Adikku, Sheila, menikahi seorang pengusaha sukses bahkan sebelum ia lulus
kuliah. Mereka bertemu saat Sheila sedang magang. Ia punya dua anak lelaki
ganteng dengan mata biru ayah mereka dan rambut hitam ibu mereka. Kakak dan
adikku punya rumah besar, anjing dan halaman belakang yang luas, lengkap
dengan kolam renang.
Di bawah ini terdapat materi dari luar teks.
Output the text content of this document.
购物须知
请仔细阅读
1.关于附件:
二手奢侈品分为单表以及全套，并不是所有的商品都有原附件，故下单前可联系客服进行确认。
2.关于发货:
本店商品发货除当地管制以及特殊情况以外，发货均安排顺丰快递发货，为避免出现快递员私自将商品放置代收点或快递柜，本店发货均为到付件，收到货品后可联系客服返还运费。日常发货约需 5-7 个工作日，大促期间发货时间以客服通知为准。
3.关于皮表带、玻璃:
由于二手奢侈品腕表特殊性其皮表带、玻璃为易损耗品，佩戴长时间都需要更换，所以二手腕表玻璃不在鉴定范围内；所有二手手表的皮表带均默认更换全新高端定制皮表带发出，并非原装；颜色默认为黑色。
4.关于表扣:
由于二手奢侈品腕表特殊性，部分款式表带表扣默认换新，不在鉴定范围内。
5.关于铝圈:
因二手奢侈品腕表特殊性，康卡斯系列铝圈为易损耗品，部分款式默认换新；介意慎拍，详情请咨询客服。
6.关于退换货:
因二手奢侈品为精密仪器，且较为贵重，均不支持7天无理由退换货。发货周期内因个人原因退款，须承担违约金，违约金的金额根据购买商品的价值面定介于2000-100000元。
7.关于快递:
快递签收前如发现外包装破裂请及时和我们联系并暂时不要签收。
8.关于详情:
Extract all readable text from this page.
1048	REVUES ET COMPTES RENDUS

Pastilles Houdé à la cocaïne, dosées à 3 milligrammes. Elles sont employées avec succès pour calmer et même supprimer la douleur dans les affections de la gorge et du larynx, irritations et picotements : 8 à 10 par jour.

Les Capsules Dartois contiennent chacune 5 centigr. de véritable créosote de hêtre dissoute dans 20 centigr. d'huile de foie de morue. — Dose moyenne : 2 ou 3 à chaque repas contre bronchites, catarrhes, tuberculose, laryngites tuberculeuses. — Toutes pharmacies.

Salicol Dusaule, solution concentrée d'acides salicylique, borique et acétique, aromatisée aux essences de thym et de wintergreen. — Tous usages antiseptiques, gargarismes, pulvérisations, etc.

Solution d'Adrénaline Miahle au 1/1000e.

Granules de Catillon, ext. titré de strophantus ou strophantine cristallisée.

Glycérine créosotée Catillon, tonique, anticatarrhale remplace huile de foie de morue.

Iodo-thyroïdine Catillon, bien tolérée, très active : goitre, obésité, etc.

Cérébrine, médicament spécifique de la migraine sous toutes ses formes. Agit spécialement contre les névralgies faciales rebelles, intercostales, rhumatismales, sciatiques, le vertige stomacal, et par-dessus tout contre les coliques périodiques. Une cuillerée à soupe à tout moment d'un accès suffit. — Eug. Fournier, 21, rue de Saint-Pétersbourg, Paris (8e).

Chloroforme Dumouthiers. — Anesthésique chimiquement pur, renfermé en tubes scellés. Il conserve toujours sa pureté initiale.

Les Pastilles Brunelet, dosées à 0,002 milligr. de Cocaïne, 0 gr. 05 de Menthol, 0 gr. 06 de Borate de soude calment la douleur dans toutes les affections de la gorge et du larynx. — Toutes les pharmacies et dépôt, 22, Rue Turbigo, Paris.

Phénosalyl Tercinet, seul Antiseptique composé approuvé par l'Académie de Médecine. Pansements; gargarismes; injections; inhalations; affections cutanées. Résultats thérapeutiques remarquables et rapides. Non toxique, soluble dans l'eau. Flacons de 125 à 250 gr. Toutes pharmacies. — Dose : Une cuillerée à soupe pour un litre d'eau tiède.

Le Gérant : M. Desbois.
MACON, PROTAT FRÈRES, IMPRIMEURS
Jadi menurut mama,
mereka telah mencapai impian Amerika mereka dengan sukses.
Aku, si anak tengah, lama seorang diri dan baru
belakangan jatuh cinta dan menikah dengan seorang petugas pemadam kebakaran
keturunan China dengan tutur yang lembut bernama Peter Lee. Menurut mama
keputusan ini bodoh. Mama tidak mengerti kenapa aku tidak bisa menikahi
seseorang yang lebih sukses, atau paling tidak seseorang yang lebih amerika. Dan
saat Peter meninggal di dalam tugas saat Dayton baru berusia 9 tahun, ia
melihatnya sebagai bukti bahwa pendapatnya benar.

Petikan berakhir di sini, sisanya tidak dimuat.